Ехать на симпозиум работников городского транспорта, что проходил в Нижних Подгузниках, кондуктор Телефаксов не хотел, будто предчувствовал недоброе. Да и друзья, не шутя, отговаривали, знаем, мол, мы эти командировки, знаем. Сам не заметишь, как рога на лбу вырастут. Потом хоть копыта отбрасывай. Но начальство строго предупредило: либо в Подгузники, либо по собственному желанию, или – или, выбирай. И Телефаксов выбрал первое, наивно полагая, что оно и есть наименьшее из двух зол.
Всю неделю, пока он находился в отъезде, между симпозиумом и родным домом буйствовала стихия. Дождь, снег, магнитная буря, летающие тарелки… Вдобавок и нищие в поездах до беспредела озверели – ободрали Телефаксова как липку. Домой явился без гроша и без пальто.
- Дорогой! Я жду ребёнка… - прямо с порога объявила ему жена.
- От кого? – перехватило дыхание у обманутого мужа.
Ответом ему была звонкая пощёчина – отчего, впрочем, его дыхание быстро выровнялось.
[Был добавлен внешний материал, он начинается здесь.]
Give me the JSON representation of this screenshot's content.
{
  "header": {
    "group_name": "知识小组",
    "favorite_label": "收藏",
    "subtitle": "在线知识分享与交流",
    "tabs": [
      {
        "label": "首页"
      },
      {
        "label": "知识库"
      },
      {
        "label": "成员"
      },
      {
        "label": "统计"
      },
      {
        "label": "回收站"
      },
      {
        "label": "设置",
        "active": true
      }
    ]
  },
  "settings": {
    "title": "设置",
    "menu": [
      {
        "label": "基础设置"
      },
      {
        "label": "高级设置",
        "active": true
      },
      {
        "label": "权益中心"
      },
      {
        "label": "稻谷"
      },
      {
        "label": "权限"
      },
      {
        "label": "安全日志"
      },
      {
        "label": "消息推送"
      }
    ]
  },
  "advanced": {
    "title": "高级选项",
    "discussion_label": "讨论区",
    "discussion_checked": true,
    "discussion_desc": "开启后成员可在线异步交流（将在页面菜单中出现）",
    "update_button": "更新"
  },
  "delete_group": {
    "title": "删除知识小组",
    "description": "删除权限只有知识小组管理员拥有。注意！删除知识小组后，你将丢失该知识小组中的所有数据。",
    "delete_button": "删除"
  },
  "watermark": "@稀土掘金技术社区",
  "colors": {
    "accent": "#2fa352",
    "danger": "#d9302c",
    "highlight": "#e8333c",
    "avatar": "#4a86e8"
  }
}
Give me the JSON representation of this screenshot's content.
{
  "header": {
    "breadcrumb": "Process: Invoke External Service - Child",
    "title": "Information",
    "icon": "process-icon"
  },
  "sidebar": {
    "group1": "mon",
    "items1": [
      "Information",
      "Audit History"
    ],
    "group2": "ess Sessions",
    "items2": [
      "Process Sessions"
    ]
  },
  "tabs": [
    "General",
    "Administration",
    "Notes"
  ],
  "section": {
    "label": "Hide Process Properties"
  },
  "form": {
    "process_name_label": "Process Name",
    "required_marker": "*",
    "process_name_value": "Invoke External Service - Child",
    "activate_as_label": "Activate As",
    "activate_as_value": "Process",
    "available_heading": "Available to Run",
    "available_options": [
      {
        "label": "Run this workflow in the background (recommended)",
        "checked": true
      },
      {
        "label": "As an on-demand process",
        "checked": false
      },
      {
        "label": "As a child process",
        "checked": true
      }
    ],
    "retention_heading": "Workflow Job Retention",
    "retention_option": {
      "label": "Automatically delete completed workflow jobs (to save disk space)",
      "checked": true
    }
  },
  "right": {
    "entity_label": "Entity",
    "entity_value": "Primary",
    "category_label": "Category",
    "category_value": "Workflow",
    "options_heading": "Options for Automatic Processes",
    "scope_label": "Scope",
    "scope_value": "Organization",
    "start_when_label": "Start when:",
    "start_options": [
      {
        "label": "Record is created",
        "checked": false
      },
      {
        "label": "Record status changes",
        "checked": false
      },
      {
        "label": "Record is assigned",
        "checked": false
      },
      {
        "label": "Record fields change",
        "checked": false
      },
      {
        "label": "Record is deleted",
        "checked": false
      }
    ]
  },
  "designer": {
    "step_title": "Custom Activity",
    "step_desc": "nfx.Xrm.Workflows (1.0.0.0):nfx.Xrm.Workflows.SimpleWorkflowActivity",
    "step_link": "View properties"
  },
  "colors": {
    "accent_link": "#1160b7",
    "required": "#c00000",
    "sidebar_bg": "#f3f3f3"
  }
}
Зато боевой дух мгновенно упал до нуля, и следующие девять месяцев Телефаксов провёл в глубокой депрессии, тщетно пытаясь угадать, кому конкретно он обязан своим нечаянным «отцовством».
Претендентов, как он предполагал, могло быть только трое – те самые закадычные друзья, что перед поездкой намекали ему на последствия. Конечно, это свинство – подозревать своих товарищей в столь непростительном грехе, не имея, кстати, решительно никаких доказательств. Но, с другой стороны, никто, кроме них, о его командировке просто не знал, - куда же от правды-то денешься?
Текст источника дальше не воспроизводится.